Both Voodoo and Hoodoo are based around intricate rituals with very, very specific components. Hair, fingernails, teeth, or any other piece of a person’s body is vital in a blessing or curse ritual. Various spirit candles, sometimes with special ingredients but definitely of a certain color, change depending on the nature of the ritual. Oils are also hugely important, made from a wide variety of natural substances. But religious artifacts are up to the practitioner’s personal values.

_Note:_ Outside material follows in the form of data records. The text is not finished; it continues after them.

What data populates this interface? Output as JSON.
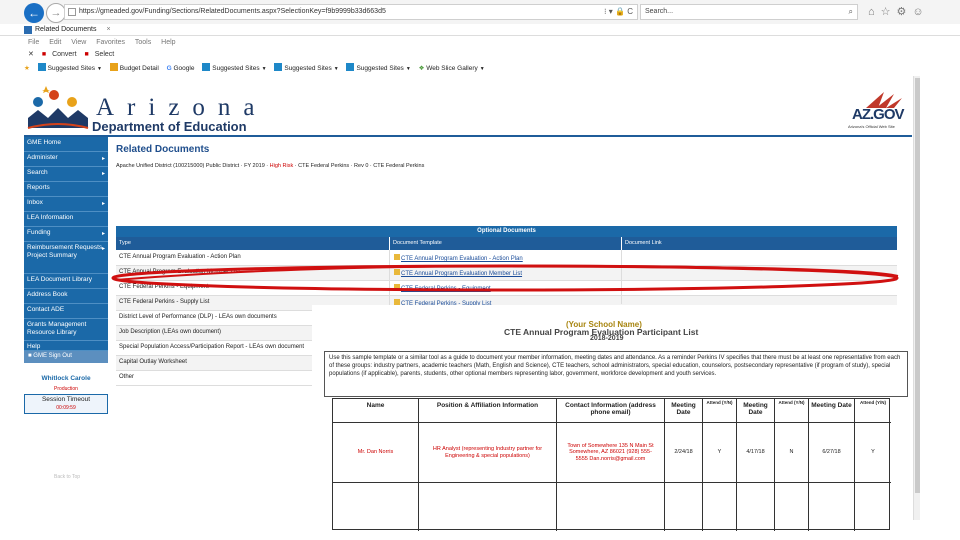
{
  "browser": {
    "url": "https://gmeaded.gov/Funding/Sections/RelatedDocuments.aspx?SelectionKey=f9b9999b33d663d5",
    "url_controls": "⁝ ▾ 🔒 C",
    "search_placeholder": "Search...",
    "search_icon": "⌕",
    "tab_title": "Related Documents",
    "menu": [
      "File",
      "Edit",
      "View",
      "Favorites",
      "Tools",
      "Help"
    ],
    "commands": [
      "Convert",
      "Select"
    ],
    "favorites": [
      {
        "label": "Suggested Sites"
      },
      {
        "label": "Budget Detail"
      },
      {
        "label": "Google"
      },
      {
        "label": "Suggested Sites"
      },
      {
        "label": "Suggested Sites"
      },
      {
        "label": "Suggested Sites"
      },
      {
        "label": "Web Slice Gallery"
      }
    ],
    "icons": [
      "home-icon",
      "star-icon",
      "gear-icon",
      "smiley-icon"
    ]
  },
  "header": {
    "brand": "Arizona",
    "department": "Department of Education",
    "azgov": "AZ.GOV",
    "azgov_sub": "Arizona's Official Web Site"
  },
  "sidebar": {
    "items": [
      {
        "label": "GME Home",
        "arrow": ""
      },
      {
        "label": "Administer",
        "arrow": "▸"
      },
      {
        "label": "Search",
        "arrow": "▸"
      },
      {
        "label": "Reports",
        "arrow": ""
      },
      {
        "label": "Inbox",
        "arrow": "▸"
      },
      {
        "label": "LEA Information",
        "arrow": ""
      },
      {
        "label": "Funding",
        "arrow": "▸"
      },
      {
        "label": "Reimbursement Requests Project Summary",
        "arrow": "▸"
      },
      {
        "label": "LEA Document Library",
        "arrow": ""
      },
      {
        "label": "Address Book",
        "arrow": ""
      },
      {
        "label": "Contact ADE",
        "arrow": ""
      },
      {
        "label": "Grants Management Resource Library",
        "arrow": ""
      },
      {
        "label": "Help",
        "arrow": ""
      }
    ],
    "signout": "GME Sign Out",
    "user": "Whitlock Carole",
    "environment": "Production",
    "timeout_label": "Session Timeout",
    "timeout_value": "00:09:59"
  },
  "content": {
    "title": "Related Documents",
    "subtitle_main": "Apache Unified District (100215000) Public District · FY 2019 ·",
    "subtitle_red": "High Risk",
    "subtitle_rest": "· CTE Federal Perkins · Rev 0 · CTE Federal Perkins",
    "table_caption": "Optional Documents",
    "columns": [
      "Type",
      "Document Template",
      "Document Link"
    ],
    "rows": [
      {
        "type": "CTE Annual Program Evaluation - Action Plan",
        "template": "CTE Annual Program Evaluation - Action Plan"
      },
      {
        "type": "CTE Annual Program Evaluation Member List",
        "template": "CTE Annual Program Evaluation Member List"
      },
      {
        "type": "CTE Federal Perkins - Equipment",
        "template": "CTE Federal Perkins - Equipment"
      },
      {
        "type": "CTE Federal Perkins - Supply List",
        "template": "CTE Federal Perkins - Supply List"
      },
      {
        "type": "District Level of Performance (DLP) - LEAs own documents",
        "template": ""
      },
      {
        "type": "Job Description (LEAs own document)",
        "template": ""
      },
      {
        "type": "Special Population Access/Participation Report - LEAs own document",
        "template": ""
      },
      {
        "type": "Capital Outlay Worksheet",
        "template": ""
      },
      {
        "type": "Other",
        "template": ""
      }
    ],
    "footer_faded": "Back to Top"
  },
  "document": {
    "school": "(Your School Name)",
    "title": "CTE Annual Program Evaluation Participant List",
    "year": "2018-2019",
    "intro": "Use this sample template or a similar tool as a guide to document your member information, meeting dates and attendance. As a reminder Perkins IV specifies that there must be at least one representative from each of these groups: industry partners, academic teachers (Math, English and Science), CTE teachers, school administrators, special education, counselors, postsecondary representative (if program of study), special populations (if applicable), parents, students, other optional members representing labor, government, workforce development and youth services.",
    "headers": [
      "Name",
      "Position & Affiliation Information",
      "Contact Information (address phone email)",
      "Meeting Date",
      "Attend (Y/N)",
      "Meeting Date",
      "Attend (Y/N)",
      "Meeting Date",
      "Attend (Y/N)"
    ],
    "row": {
      "name": "Mr. Dan Norris",
      "position": "HR Analyst (representing Industry partner for Engineering & special populations)",
      "contact": "Town of Somewhere 135 N Main St Somewhere, AZ 86021 (928) 555-5555 Dan.norris@gmail.com",
      "date1": "2/24/18",
      "att1": "Y",
      "date2": "4/17/18",
      "att2": "N",
      "date3": "6/27/18",
      "att3": "Y"
    }
  }
}
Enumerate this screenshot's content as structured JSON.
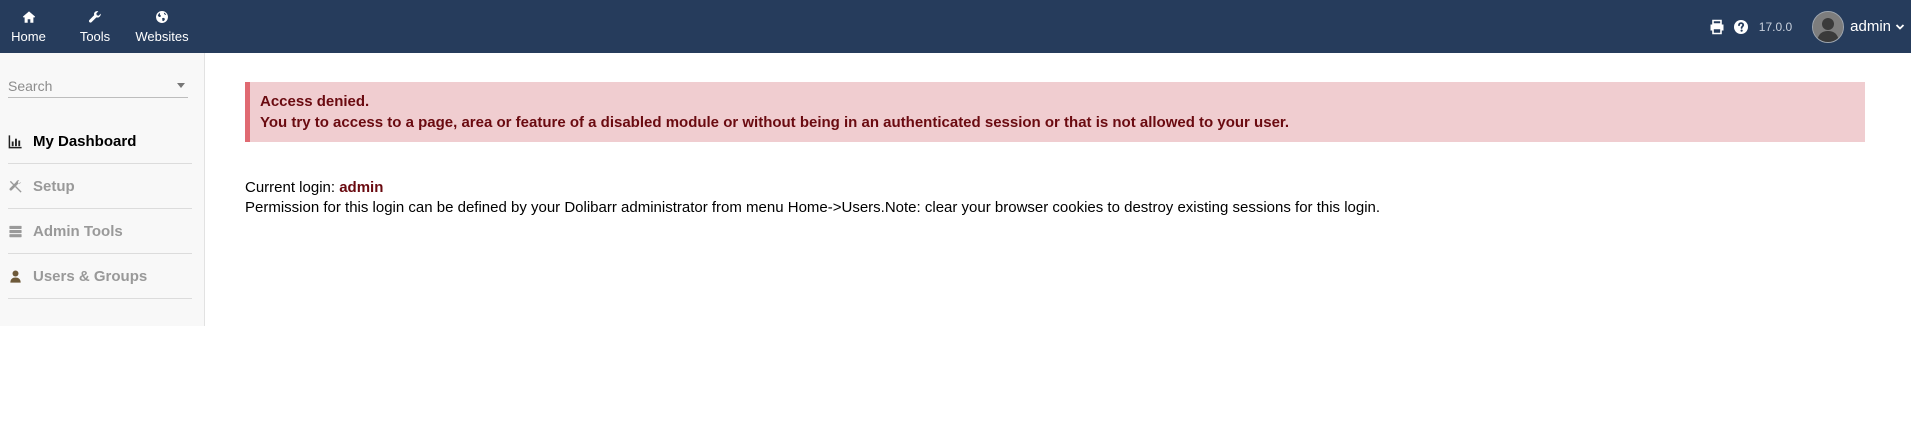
{
  "topbar": {
    "nav": [
      {
        "label": "Home",
        "icon": "home-icon"
      },
      {
        "label": "Tools",
        "icon": "wrench-icon"
      },
      {
        "label": "Websites",
        "icon": "globe-icon"
      }
    ],
    "version": "17.0.0",
    "user": {
      "name": "admin",
      "avatar": "avatar-icon"
    },
    "icons": {
      "print": "printer-icon",
      "help": "help-icon",
      "user_menu": "chevron-down-icon"
    }
  },
  "sidebar": {
    "search": {
      "placeholder": "Search"
    },
    "items": [
      {
        "label": "My Dashboard",
        "icon": "bar-chart-icon",
        "active": true
      },
      {
        "label": "Setup",
        "icon": "tools-icon",
        "active": false
      },
      {
        "label": "Admin Tools",
        "icon": "server-icon",
        "active": false
      },
      {
        "label": "Users & Groups",
        "icon": "user-icon",
        "active": false
      }
    ]
  },
  "main": {
    "alert": {
      "title": "Access denied.",
      "message": "You try to access to a page, area or feature of a disabled module or without being in an authenticated session or that is not allowed to your user."
    },
    "current_login_label": "Current login:",
    "current_login_value": "admin",
    "permission_note": "Permission for this login can be defined by your Dolibarr administrator from menu Home->Users.Note: clear your browser cookies to destroy existing sessions for this login."
  },
  "colors": {
    "topbar_bg": "#263c5c",
    "alert_bg": "#f0cdd0",
    "alert_border": "#e06a72",
    "alert_text": "#6a0a10"
  }
}
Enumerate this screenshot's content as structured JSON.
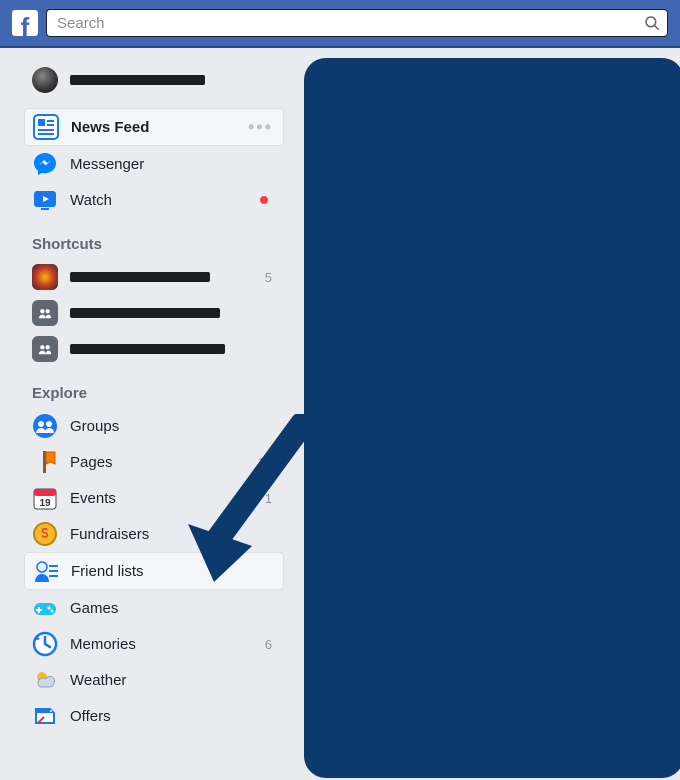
{
  "search": {
    "placeholder": "Search"
  },
  "profile": {
    "name": ""
  },
  "main_nav": {
    "news_feed": {
      "label": "News Feed"
    },
    "messenger": {
      "label": "Messenger"
    },
    "watch": {
      "label": "Watch"
    }
  },
  "sections": {
    "shortcuts": {
      "title": "Shortcuts"
    },
    "explore": {
      "title": "Explore"
    }
  },
  "shortcuts": [
    {
      "count": "5"
    },
    {
      "count": ""
    },
    {
      "count": ""
    }
  ],
  "explore": {
    "groups": {
      "label": "Groups"
    },
    "pages": {
      "label": "Pages",
      "count": "14"
    },
    "events": {
      "label": "Events",
      "count": "1"
    },
    "fundraisers": {
      "label": "Fundraisers"
    },
    "friend_lists": {
      "label": "Friend lists"
    },
    "games": {
      "label": "Games"
    },
    "memories": {
      "label": "Memories",
      "count": "6"
    },
    "weather": {
      "label": "Weather"
    },
    "offers": {
      "label": "Offers"
    }
  },
  "colors": {
    "brand": "#4267b2",
    "panel": "#0d3a6c"
  }
}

Here the “root worker” is not communing with the gods, but rather using what’s already there to his advantage. Old Style Conjure by Starr Casas is an easy-to-understand introduction to Hoodoo practice and how its cultural origins among African-American slaves shaped its core values. The book begins with a string of common questions and simple answers for the amateur eager to get a grasp on the subject. Necessary ingredients, a root worker’s common tools, and methods for honoring the ancestors are all laid out here.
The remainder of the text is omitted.